Alconedo no se arredró y decidió perseguir al monstruo, sabía que de perderlo no lo volverían a encontrar.

El dinosaurio sobrevoló la campiña un par de kilómetros más, se detuvo cerca de una pequeña caverna, allí donde caía una cascada, llevando entre sus patas los restos de un pequeño puerco con el que comenzó alimentar a sus crías.

Sin embargo Alconedo persiguió el animal durante varios kilómetros y se detuvo maravillado ante una aparición que extasiaría al más reacio amante del naturalismo de la época.

Alconedo no dejaba de mirar a ese extraño animal, y de repente muchas de los de las interrogantes que planteaba Zapotitlán de las Salinas tenían su respuesta.

Ese animal era antiguo y no se había alimentado siempre de cerdos, venía de un tiempo en el que Zapotitlán había tenido peces en lagos enormes ya evaporados, llenos de sal.

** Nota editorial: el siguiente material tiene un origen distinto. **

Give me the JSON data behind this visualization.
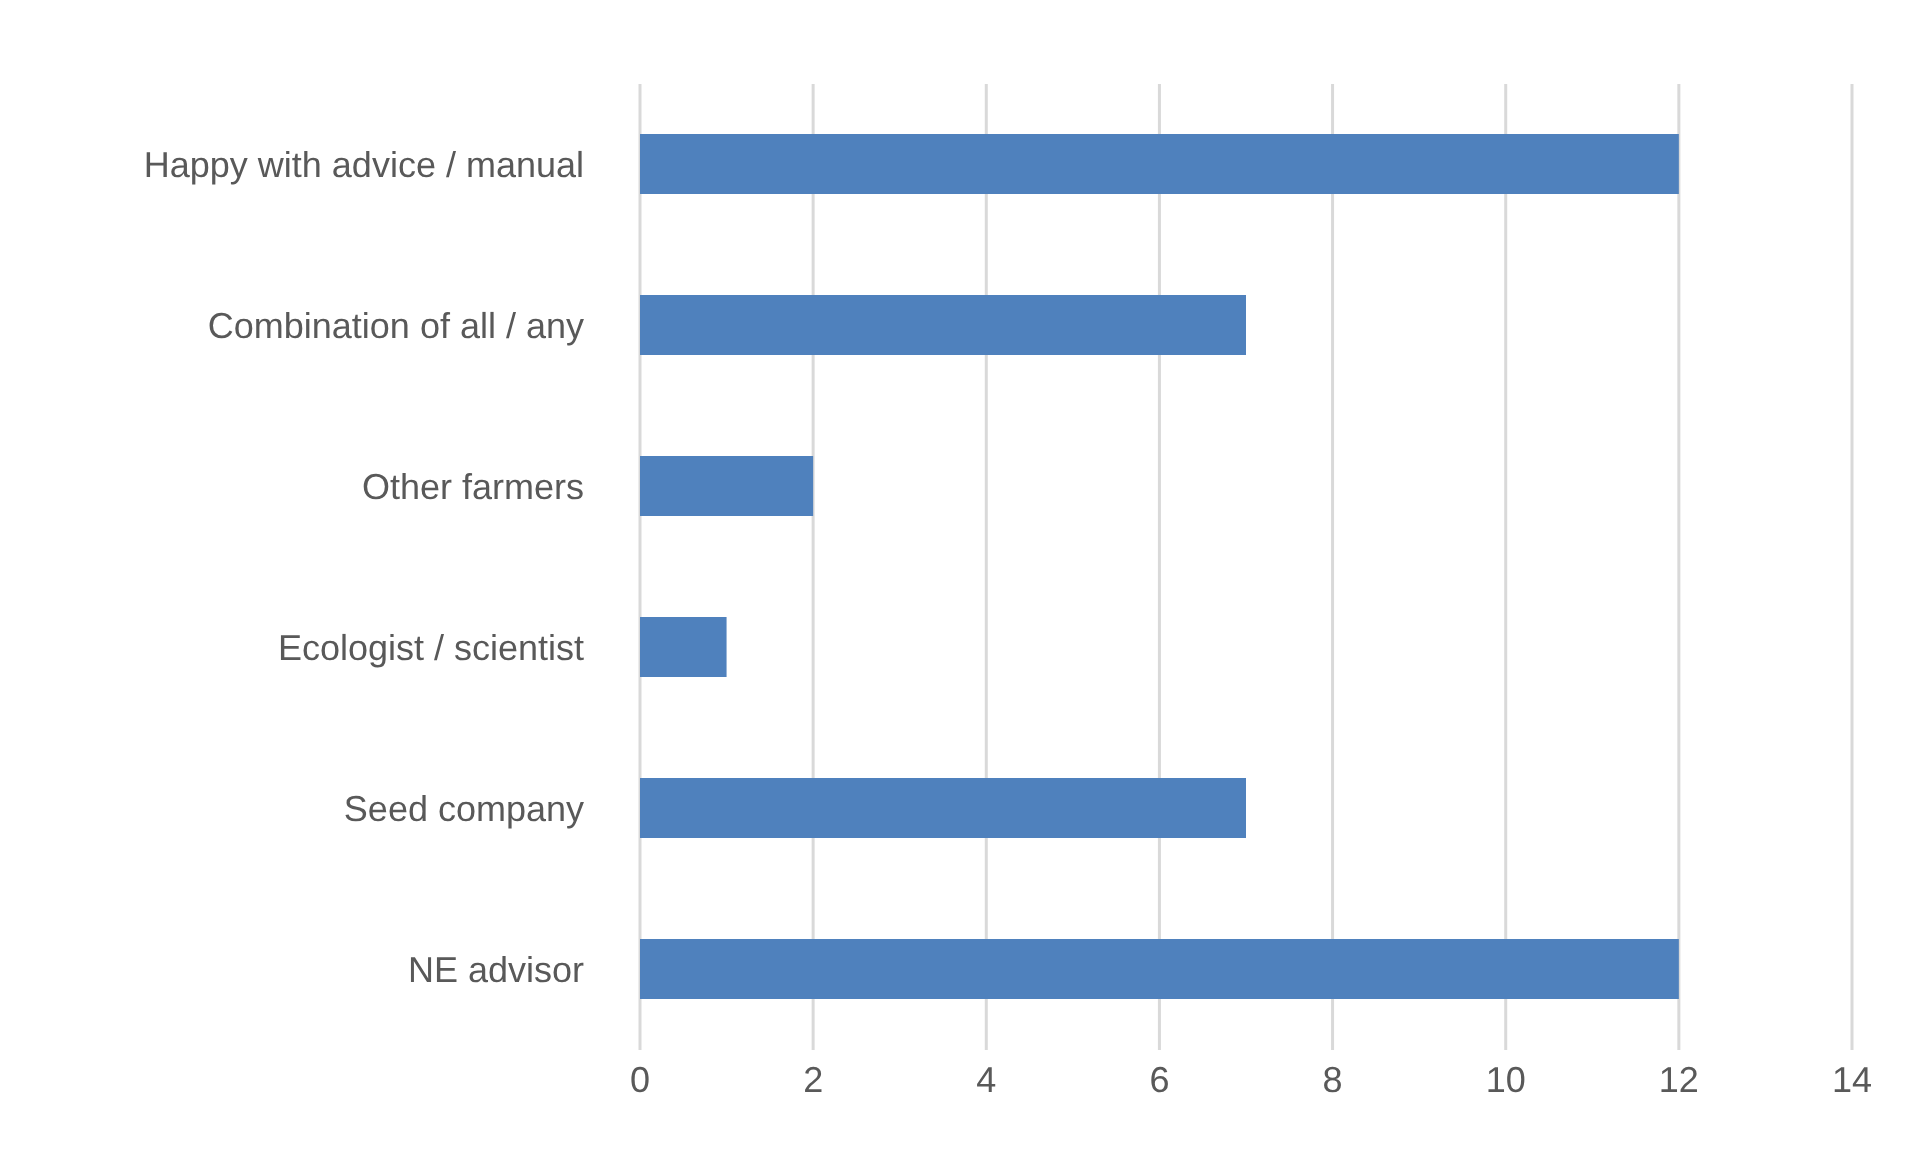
{
  "chart_data": {
    "type": "bar",
    "orientation": "horizontal",
    "categories": [
      "Happy with advice / manual",
      "Combination of all / any",
      "Other farmers",
      "Ecologist / scientist",
      "Seed company",
      "NE advisor"
    ],
    "values": [
      12,
      7,
      2,
      1,
      7,
      12
    ],
    "color": "#4f81bd",
    "xlim": [
      0,
      14
    ],
    "xticks": [
      0,
      2,
      4,
      6,
      8,
      10,
      12,
      14
    ],
    "grid": "x"
  }
}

Vivía cerca de una cascada porque necesitaba grandes cantidades de agua para sobrevivir, evidentemente no había muchos, quizás era el último, con sus últimos polluelos.

Alconedo tomó una decisión se levantó y comenzó a retroceder rumbo al lugar donde habían ido a comer no mataría un animal único como ese un bol pagaría bien por llevarse un recuerdo de ese tamaño de su casa pero algo maravilloso desaparecería de la tierra para siempre

Esta es la leyenda de la última vez que un hombre vio un dinosaurio en Zapotitlán de Salinas, Puebla.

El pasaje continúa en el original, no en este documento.